Anthony Mackie was discovered after receiving rave reviews for playing Tupac Shakur in the off-Broadway play "Up Against the Wind." He's established himself as a solid on-broadway performer and has pocketed an impressive film career.
For Mackie, 2013 is proving very productive, with the horror thriller "Vipaka," the coming of age drama "The Inevitable Defeat of Mister and Pete," the crime thriller "Runner, Runner" and "Bolden" being among his offerings. Here, he talks about his new movie, "Pain & Gain," a fact-based crime comedy co-starring Dwayne Johnson and Mark Wahlberg.
Kam Williams: Hi Anthony, thanks for another interview.
Anthony Mackie: What's going on, my man?
KW: Nothing much, brother. What an impressive resume you've compiled for someone so young: "The Hurt Locker," "The Manchurian Candidate," "Notorious," "We Are Marshall," "Half Nelson," "8 Mile," "American Violet," "The Adjustment Bureau," "Gangster Squad," "Night Catches Us," etc. ...
AM: Thanks a lot, Kam. I've been very fortunate to land all the projects that I've done. I have a great team of people working with me.
KW: So, what interested you in "Pain & Gain?"
AM: It was the script. I was really psyched about Michael (director Michael Bay) doing a story with three-dimensional characters like these who you could real delve into to see what makes them tick.
KW: A Michael Bay flick with both that trademark action as well as some complex character development. It felt almost like I was watching a new genre of film.
AM: That's what made me so happy about it. When he explained to me what he was trying to do with this movie, it was something that I felt was right up my alley and that I wanted to be a part of.

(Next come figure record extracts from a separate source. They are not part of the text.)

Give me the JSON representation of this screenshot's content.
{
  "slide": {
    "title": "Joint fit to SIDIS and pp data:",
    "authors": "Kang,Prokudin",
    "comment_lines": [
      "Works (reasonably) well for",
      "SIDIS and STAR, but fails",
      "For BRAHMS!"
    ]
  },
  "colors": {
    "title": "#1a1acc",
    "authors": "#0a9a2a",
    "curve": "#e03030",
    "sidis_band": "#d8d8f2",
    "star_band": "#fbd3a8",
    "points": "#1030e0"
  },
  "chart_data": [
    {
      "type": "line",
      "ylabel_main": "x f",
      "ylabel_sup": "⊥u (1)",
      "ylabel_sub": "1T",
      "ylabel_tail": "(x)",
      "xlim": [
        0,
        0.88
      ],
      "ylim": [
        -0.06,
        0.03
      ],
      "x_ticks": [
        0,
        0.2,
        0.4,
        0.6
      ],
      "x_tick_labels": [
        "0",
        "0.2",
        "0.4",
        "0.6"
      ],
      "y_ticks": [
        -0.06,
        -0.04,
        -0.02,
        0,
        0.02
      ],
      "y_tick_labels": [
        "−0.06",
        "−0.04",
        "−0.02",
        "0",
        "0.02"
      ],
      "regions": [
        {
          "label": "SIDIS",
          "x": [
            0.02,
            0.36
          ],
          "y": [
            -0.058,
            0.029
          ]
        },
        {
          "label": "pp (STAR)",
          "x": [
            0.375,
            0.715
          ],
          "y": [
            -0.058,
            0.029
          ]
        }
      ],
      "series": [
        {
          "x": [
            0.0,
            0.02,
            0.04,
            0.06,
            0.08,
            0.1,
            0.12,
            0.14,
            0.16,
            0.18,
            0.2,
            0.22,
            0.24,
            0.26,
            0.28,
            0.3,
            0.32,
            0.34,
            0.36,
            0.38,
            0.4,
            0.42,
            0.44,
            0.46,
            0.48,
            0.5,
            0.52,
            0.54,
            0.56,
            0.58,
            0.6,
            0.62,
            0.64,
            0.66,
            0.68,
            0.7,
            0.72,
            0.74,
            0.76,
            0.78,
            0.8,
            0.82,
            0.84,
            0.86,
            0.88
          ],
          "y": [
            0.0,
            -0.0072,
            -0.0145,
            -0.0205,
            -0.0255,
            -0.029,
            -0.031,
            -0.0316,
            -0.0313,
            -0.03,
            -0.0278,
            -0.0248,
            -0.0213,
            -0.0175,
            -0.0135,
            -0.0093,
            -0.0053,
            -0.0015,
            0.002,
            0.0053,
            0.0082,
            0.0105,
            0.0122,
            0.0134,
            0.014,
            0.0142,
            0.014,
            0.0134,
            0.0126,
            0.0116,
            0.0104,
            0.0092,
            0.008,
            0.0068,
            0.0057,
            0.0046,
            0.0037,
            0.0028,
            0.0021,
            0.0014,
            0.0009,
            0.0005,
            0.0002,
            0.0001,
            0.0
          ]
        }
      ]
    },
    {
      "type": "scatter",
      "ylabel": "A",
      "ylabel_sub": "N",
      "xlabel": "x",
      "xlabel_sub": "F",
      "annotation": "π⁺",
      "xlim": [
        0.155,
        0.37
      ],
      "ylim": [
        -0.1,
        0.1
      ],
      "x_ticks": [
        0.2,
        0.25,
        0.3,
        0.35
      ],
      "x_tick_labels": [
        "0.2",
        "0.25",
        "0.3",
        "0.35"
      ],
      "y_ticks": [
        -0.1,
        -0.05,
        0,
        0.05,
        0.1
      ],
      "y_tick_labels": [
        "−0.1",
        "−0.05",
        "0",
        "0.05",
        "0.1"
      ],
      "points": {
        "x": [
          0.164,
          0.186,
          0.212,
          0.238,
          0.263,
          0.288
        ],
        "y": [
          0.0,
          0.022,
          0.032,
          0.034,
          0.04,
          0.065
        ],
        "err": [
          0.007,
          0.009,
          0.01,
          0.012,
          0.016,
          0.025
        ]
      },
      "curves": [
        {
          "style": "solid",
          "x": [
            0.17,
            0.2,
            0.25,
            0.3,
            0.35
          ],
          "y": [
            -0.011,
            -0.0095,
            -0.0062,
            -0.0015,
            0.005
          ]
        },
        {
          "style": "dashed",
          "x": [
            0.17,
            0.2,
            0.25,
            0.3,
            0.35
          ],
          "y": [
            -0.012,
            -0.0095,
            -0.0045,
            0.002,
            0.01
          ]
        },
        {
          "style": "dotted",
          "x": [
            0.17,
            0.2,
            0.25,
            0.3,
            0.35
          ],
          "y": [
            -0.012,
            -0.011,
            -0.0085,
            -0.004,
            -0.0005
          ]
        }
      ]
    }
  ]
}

KW: Editor/Legist Patricia Turnier asks: "How would you describe your character, Adrian? Are you anything like him in real life?"
AM: (Chuckles) That's funny! No, I'm not anything like him at all. The thing that I enjoyed about doing Adrian was that he never backed down. He admired Daniel (played by Mark Wahlberg) so much and just wanted his friend to succeed. And he also wanted to achieve The American Dream.
KW: I saw you on several talk shows over the last couple of weeks, and between being pumped up from the weightlifting and the way you trash-talked like you were shot out of a cannon, you seemed almost like a different person, or as if you were still in character.
AM: (LOL) I really enjoyed this character and talking about him. I'm lucky because I get to do projects I like and believe in. And it's exciting to see people react positively to your work, to something you've invested so much time and so much of yourself into.
KW: How much time did you devote to the exercise regimen to get yourself in such great shape?
AM: About four months. I worked out for six weeks before we started shooting, and then every day on location. To get in shape like that involves a whole lifestyle change. It's not just going to the gym. It's also eating and sleeping differently, and spending your time differently.
KW: I heard that you and Mark Wahlberg even trained together.
AM: Yeah, we worked out together every day, once we arrived on set. I think that's why we subsequently became such good friends. He appreciated the fact that I wasn't taking this opportunity lightly, since he's not the type of person who takes the stature he's achieved for granted. He's a leader and a hard worker. He liked my dedication to the project, which was reflected in how I accompanied him daily to the gym to push it as hard as we could.
KW: Harriet Pakula-Teweles says: "Thanks for the wonderful performance in "A Behanding in Spokane. You're obviously comfortable on stage and also doing great work on screen. How do you approach each as an actor?"
AM: First, let me say thank you, Harriet. It's great that you saw and enjoyed that play. Stage and screen are completely different. Stage is like a marathon. It's more of a physical muscle because you have to do eight shows a week. With a movie, you do it once, it's in the can, and you move on.
On the stage, you have to recreate that moment every night. You have to figure out a way, mentally, to find yourself in the same place every performance. You have to believe that whatever's happening in that world is actually happening every night, whereas with film you just have to believe it once before you move on. So, stage is really difficult but, at the same time, it's much more gratifying than film. So many people have a hand in your screen performance whereas, when you step on the stage, no one tells you what you can and can't do. ...
KW: Larry Greenberg says: "It seems to me like the film actually has a message about the growing distance between classes in America. Or am I asking too much from a spring blockbuster?
AM: I think the movie deals more with The American Dream, and the skewed perception of it in our generation. The idea used to be that you worked hard to achieve more. Now, it's, "Do as little as you can to achieve as much as you can." ...
KW: Thanks again for the time, Anthony, and best of luck with the film.
AM: Thanks a lot, Kam, I really appreciate it.